As entidades que participam da ASA e da Rede Pardal buscam refletir sobre metodologias de como a questão técnica deve ser trabalhada no universo histórico- cultural das comunidades e assentamentos rurais. As concepções citadas abaixo, mesmo que em diferentes abordagens, sintetizam o conteúdo e a prática de como vem sendo desenvolvida a assessoria na perspectiva da agroecologia pelos integrante dessas duas redes.

a) Construção do conhecimento vivenciando a realidade: a ênfase nessa abordagem é que, com a penetração do capitalismo no campo e a expansão da revolução verde, a produção do conhecimento e dos sistemas técnicos agrícolas deixaram de ser vinculados aos sistemas socioeconômicos, culturais e ambientais locais, passando para uma esfera externa às localidades e chegando até elas através da “transferência do conhecimento”. Como contraposição, propõe-se o método que privilegia um processo de construção das inovações (novidades) técnicas através da união entre teoria e prática, combinando formação e experimentação em uma dinâmica única. b) Estímulo a criação de novidades adaptadas: parte da concepção de que o enfrentamento correto e sustentável para os problemas técnicos locais não podem vir de pacotes exógenos e unificados, prontos para serem aplicados. Para um problema específico vivenciado em um determinado agroecossitema, sua resolução deve ser buscada com base no estímulo ao espírito inovador do agricultor, em encontrar soluções, a partir da compreensão das causas observadas no manejo do solo, da biodiversidade e da agrofloresta.

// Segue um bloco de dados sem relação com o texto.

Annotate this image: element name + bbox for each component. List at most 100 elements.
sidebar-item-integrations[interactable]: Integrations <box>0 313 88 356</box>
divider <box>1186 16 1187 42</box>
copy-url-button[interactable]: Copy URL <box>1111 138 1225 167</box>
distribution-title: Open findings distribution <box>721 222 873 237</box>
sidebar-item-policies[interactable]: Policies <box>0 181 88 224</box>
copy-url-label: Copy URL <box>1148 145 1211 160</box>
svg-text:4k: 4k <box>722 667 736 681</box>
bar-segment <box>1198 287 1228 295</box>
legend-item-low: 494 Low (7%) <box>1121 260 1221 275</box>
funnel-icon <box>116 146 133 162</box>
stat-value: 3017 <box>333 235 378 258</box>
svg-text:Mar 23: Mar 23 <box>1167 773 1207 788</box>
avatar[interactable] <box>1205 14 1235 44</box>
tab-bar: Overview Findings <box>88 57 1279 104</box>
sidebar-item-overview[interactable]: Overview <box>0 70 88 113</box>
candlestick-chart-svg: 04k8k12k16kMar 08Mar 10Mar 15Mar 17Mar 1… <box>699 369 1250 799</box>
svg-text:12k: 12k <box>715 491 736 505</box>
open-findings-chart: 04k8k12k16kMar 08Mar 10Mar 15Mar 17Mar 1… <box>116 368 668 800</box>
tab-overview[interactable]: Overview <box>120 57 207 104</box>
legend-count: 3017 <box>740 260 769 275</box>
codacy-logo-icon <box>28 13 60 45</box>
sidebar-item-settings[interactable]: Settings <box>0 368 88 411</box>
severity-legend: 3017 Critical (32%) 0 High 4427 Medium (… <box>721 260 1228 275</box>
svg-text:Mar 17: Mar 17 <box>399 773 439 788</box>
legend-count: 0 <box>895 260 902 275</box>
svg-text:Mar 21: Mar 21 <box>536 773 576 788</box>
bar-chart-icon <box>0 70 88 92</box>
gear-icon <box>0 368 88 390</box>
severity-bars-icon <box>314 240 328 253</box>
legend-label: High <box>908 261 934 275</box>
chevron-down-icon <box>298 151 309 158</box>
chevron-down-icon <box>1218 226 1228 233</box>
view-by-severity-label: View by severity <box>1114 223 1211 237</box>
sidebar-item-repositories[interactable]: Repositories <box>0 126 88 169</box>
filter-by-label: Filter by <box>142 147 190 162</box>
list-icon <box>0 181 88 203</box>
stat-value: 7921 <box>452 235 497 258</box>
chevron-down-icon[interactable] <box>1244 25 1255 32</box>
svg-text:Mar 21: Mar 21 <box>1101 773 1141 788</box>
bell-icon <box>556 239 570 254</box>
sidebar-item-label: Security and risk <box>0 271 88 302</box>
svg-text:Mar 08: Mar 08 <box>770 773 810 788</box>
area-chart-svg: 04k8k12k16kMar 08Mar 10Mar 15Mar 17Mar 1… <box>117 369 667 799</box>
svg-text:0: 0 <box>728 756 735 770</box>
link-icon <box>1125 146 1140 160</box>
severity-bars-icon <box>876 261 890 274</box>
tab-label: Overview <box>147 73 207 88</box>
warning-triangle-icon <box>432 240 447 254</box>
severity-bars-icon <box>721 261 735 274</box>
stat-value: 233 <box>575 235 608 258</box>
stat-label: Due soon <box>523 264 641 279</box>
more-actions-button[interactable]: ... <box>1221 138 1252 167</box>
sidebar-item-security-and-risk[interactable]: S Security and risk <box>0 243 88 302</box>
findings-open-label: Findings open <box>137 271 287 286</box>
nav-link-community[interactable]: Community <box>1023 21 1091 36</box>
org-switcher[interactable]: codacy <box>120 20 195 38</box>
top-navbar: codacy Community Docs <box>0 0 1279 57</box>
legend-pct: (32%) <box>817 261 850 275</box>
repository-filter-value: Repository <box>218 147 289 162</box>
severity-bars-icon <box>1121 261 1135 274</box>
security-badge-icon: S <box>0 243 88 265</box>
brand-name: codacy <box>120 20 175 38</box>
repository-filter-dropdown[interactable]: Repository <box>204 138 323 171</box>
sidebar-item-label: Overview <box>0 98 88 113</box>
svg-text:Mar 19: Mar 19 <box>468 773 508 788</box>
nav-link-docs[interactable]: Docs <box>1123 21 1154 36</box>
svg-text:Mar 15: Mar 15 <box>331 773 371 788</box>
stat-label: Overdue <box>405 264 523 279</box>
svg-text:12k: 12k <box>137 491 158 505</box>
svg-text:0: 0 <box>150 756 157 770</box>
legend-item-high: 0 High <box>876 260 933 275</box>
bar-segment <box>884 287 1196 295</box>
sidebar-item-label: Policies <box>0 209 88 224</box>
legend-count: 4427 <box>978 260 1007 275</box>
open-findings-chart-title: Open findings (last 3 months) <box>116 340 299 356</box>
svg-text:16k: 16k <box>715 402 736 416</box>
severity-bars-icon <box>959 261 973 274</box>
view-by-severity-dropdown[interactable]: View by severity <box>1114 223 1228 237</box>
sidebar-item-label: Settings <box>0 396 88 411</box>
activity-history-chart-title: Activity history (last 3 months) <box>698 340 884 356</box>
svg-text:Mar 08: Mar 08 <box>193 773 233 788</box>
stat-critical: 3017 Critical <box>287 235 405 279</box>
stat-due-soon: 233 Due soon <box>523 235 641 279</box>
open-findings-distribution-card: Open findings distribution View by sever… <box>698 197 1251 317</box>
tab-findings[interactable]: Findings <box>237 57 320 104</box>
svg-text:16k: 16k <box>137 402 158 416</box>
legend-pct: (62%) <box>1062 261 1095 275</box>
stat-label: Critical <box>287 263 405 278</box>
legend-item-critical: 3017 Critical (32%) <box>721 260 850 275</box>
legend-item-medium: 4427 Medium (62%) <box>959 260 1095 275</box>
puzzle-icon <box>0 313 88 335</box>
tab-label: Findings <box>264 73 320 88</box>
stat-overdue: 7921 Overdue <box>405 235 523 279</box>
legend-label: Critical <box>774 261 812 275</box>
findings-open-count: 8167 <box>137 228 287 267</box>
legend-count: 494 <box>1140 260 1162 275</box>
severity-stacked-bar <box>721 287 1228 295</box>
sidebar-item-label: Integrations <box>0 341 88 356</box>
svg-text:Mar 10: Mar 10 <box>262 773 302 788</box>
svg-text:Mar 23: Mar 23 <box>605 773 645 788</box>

As inovações acontecem quando, individualmente, os agricultores, a partir de um problema, saem das normas de rotina de manejar os sistemas produtivos e põem novos métodos em prática na produção. São esses os agricultores- experimentadores.

127 c) Estimular a troca de conhecimento: para a consolidação das experiências individuais em tendências coletivas, é necessário que elas possam ser conhecidas, debatidas e re-experimentadas por outros agricultores, inclusive em outras comunidades. Daí a importância dos intercâmbios como espaço de formação e troca de conhecimentos entre agricultores. Essas atividades propiciam um círculo virtuoso em que os conhecimentos individuais e coletivos retroalimentam-se continuamente. Nesse processo, a contribuição do conhecimento acadêmico se dá através do papel ativo do técnico em trazer reflexões e análise nesse campo para o processo que os agricultores estão vivenciando.

Como conclusão desse capítulo, pode-se afirmar que, salvo poucas exceções, as concepções que permeiam a história da assessoria técnica, principalmente após o advento da modernização da agricultura, foram determinantes para colocarem os conhecimentos tradicionais e o jeito de fazer agricultura das comunidades camponesas na marginalidade. Processo esse que contou com apoio decisivo das políticas públicas para o rural e o agrícola. Porém, a amplitude da crise ambiental, em que a agricultura tem seu papel de destaque, contribui para que abordagens e práticas como a agroecologia, até então com pouca visibilidade, ganhem significativos espaços entre os produtores, no aparelho de Estado e na sociedade.

Logicamente que essa evolução da agroecologia não é um processo natural. Ela é fruto das iniciativas dos segmentos que, ao longo dos últimos anos fizeram a contraposição à agricultura convencional, baseado nos pacotes da revolução verde, e foram construindo análises e sistematização de experiências de produção sustentável e de convivência com a cultura e ambiente local. As redes sociais da sociedade civil, a exemplo da ASA Brasil e da Rede Pardal, estão sendo fundamentais para impulsionar a elaboração de uma assessoria inspirada nos princípios da agroecologia.

CAPÍTULO 4

O MATO GRANDE, OS ASSENTAMENTOS E OS GRUPOS AGROECOLÓGICOS

Este capítulo busca explicitar algumas características e análises do Território do Mato Grande, assim como das cidades onde estão inseridos os assentamentos e grupos produtivos que integram o campo empírico desta pesquisa. O objetivo é que ele possa ser um suporte na compreensão do capítulo posterior, que analisa a atuação da assessoria nos assentamentos da reforma agrária e os desafios para a construção dos processos agroecológicos.